Landsborough was born in 1825 at Stevenston, Ayrshire in Scotland.
In 1841, he migrated to New South Wales where his elder brothers held two stations in the New England region.
He leased a property near his brothers but was off to the goldfields not long after. He had some success with his gold seeking ventures but exploration was his passion.
In 1859, he was with the party who looked for traces of missing explorer Ludwig Leichhardt.
Two years later, Landsborough was chosen by the government to lead a search for explorers Burke and Wills from the Gulf of Carpentaria southwards.
On May 21 of that year he learned that Burke and Wills had perished.
He continued south and delivered horses and gear to the authorities in Melbourne in October and reported on the good land he had seen which led to a frenzied rush for land in the Gulf country. He was cited as the first explorer to cross the Australian continent from north to south.
Landsborough married his first wife, Caroline Hollingsworth Raine, on December 30, 1862. Tragically Caroline, once back in Queensland, died of tuberculosis leaving him to look after a young family.

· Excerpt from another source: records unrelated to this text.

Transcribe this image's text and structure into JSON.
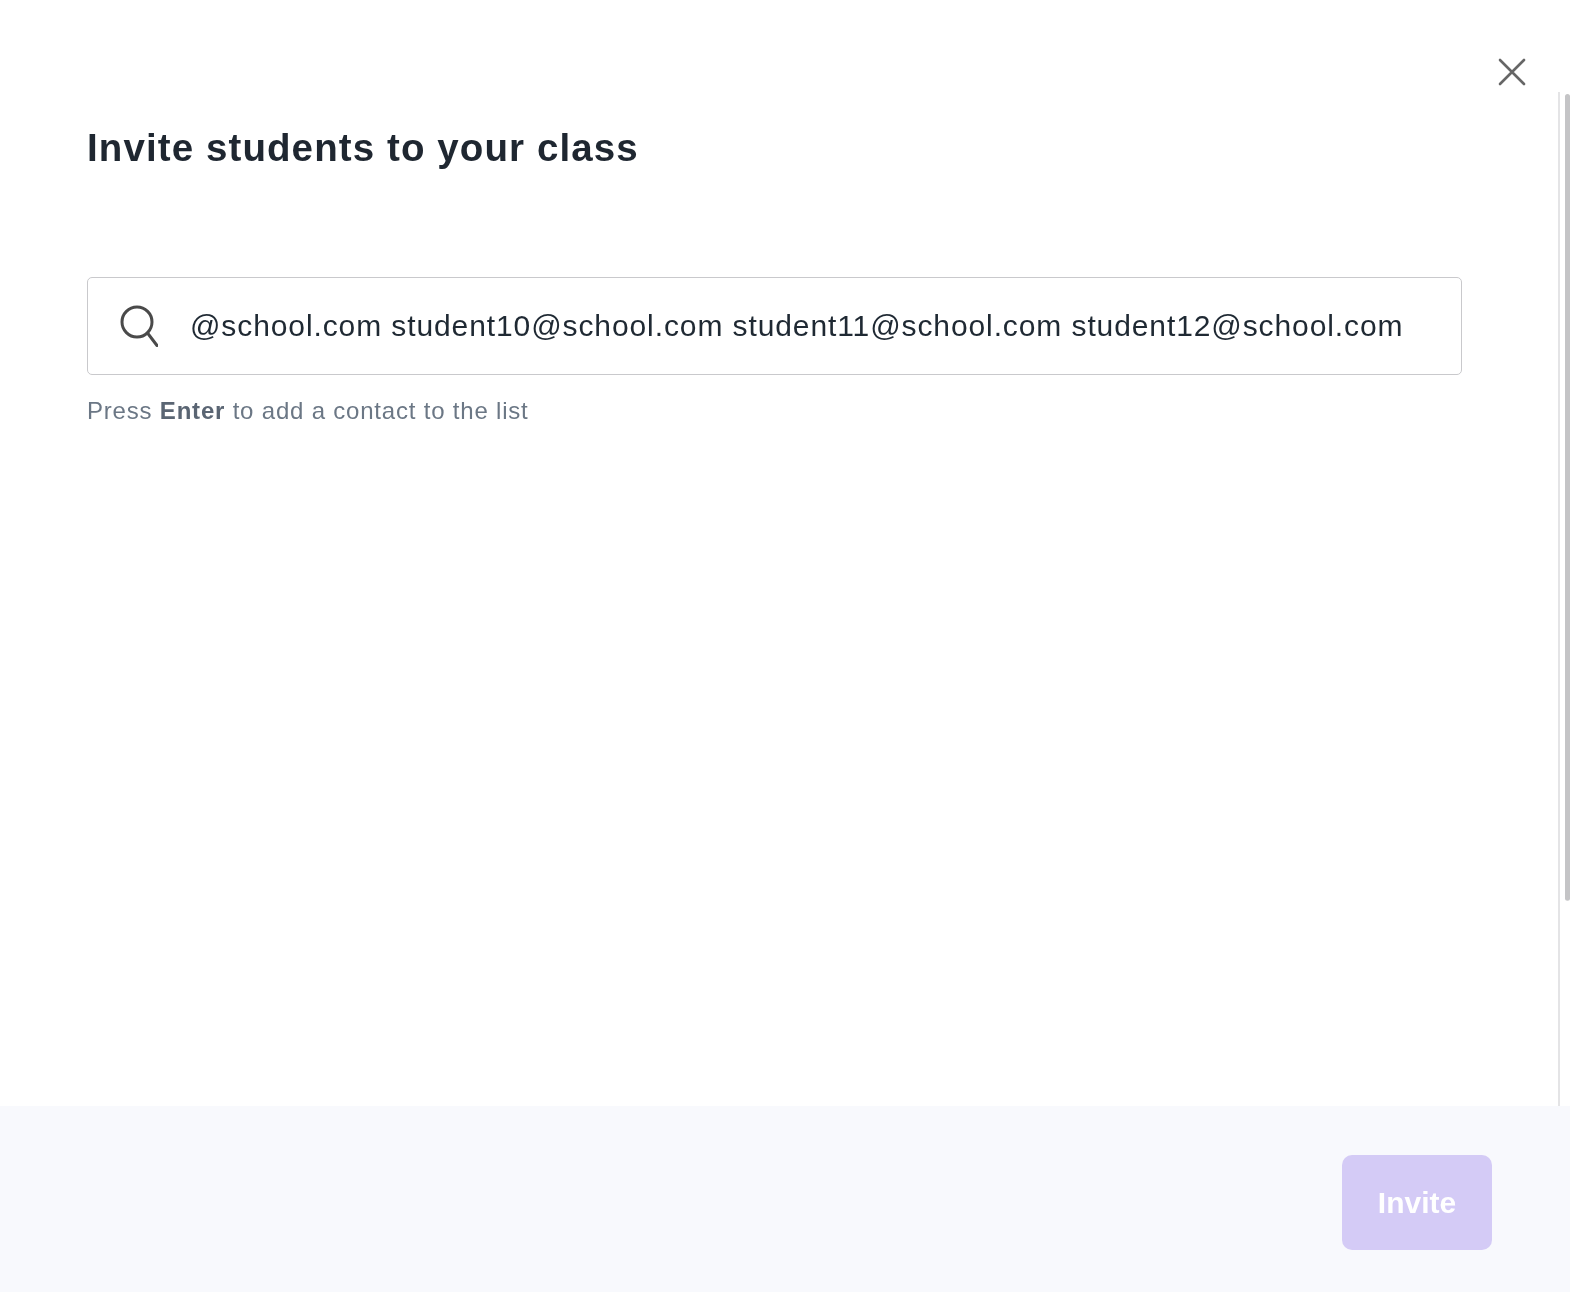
{
  "title": "Invite students to your class",
  "search_field": {
    "value": "@school.com student10@school.com student11@school.com student12@school.com"
  },
  "hint": "Press **Enter** to add a contact to the list",
  "footer": {
    "invite_button": {
      "label": "Invite",
      "disabled": true
    }
  }
}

Early in 1873, after a hasty courtship, Landsborough married his second wife, the recently widowed Maria Therese Carter. A talented musician, Maria filled the home with the best musicians in Brisbane.
After the wedding, the bridal couple left on horseback to spend their honeymoon at Bankfoot House nestled amongst the majestic Glass House Mountains. Landsborough was devoted to Maria and called her Duchy, short for Duchess.
On September 27, 1882 the government rewarded him for his services to exploration. He used the money to select Portion 27 at Caloundra, 2372 acres on Pumicestone Passage. The property was known as Loch Lamerough.
Maria was not fond of the selection by the sea. There were only two houses in Caloundra before their arrival, so there was very little company and no social life or musical friends. Social life comprised of visiting the Bulcock family of Caloundra and riding to Bankfoot House to visit the Grigors.
After William’s death, Maria returned to their home, known as 'Curraghbawn', at Toowong.
Maria is buried near her husband at Toowong Cemetery, Brisbane.